Andy Dufresne is in many ways the archetypal role model, a man of extraordinary strength, most of all psychological, but also physical, considering the difficult, formidable achievement of the breakout, with a brilliant mind, an outstanding IQ, but more importantly in the light of scientific discoveries, he has an astonishing Emotional Intelligence, apparently much more important than other types of smartness.
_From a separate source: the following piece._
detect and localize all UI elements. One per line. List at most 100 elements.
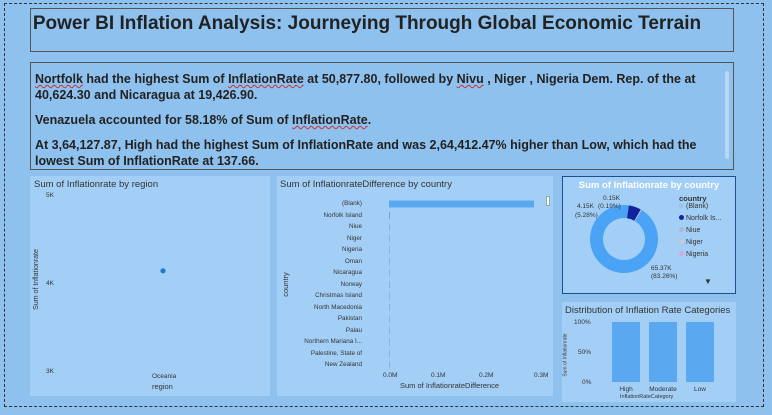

He reads from one point on how he can change his life in jail, insinuating himself with guards, supervisors and ultimately the warden, all the while making plans for an escape that would take many years, grit, resilience, courage, dedication, Will to Power, phenomenal resources, but that would assure…Redemption.
It was not easy, for the hero had to resist the abuse of the “sisters”, telling two of them that if they want to force him to perform felatio, he would bite anything they put in his mouth and in response to the death threat, he states that when dying, a man would automatically release his bowels and clinch his teeth shut.

Overhearing a conversation between guards, one of them being the epitome of the negative man, who is always complaining – making one think of the famous John Milton quote –
“The mind is its own place, and in itself can make a heaven of hell, a hell of heaven...”
The miserable personage has just inherited a rather large sum, but he is morose about the prospect of paying so many taxes, then getting a car, with ever more duties to pay, the damn kids would be a nuisance inside it – in short hell on earth, when it should be wine and roses…

Paradoxically, he may have a point – if exaggerated to the brink of absolute absurdity – because there is a phenomenon called Hedonic Adaptation, which refers to the fact that we adapt to the material things we keep buying – urged on by the publicity which makes us spend on so many useless things – the Dalai Lama is famous for crying out in a supermarket:
“Wow, so many things I do not need”

Andy Dufresne offers financial advice, soon gets an essential position as adviser to the warden, who is involved in shenanigans and kickbacks from companies that influence decisions regarding the inmates work, but when he learns details that might exonerate him, prove his innocence and hence free him from detention, the hero is sent to solitary instead of out the gate.
There are some more differences between the book and the motion picture, apart from the aforementioned Red, such as the fate of the warden, the manner of dealing with the witness that has heard the real murderer explain how he killed Andy’s wife and her lover and a few other details.

This is an extremely rewarding work, both in book format and in the version that you can see in a cinema or on Netflix…presumably.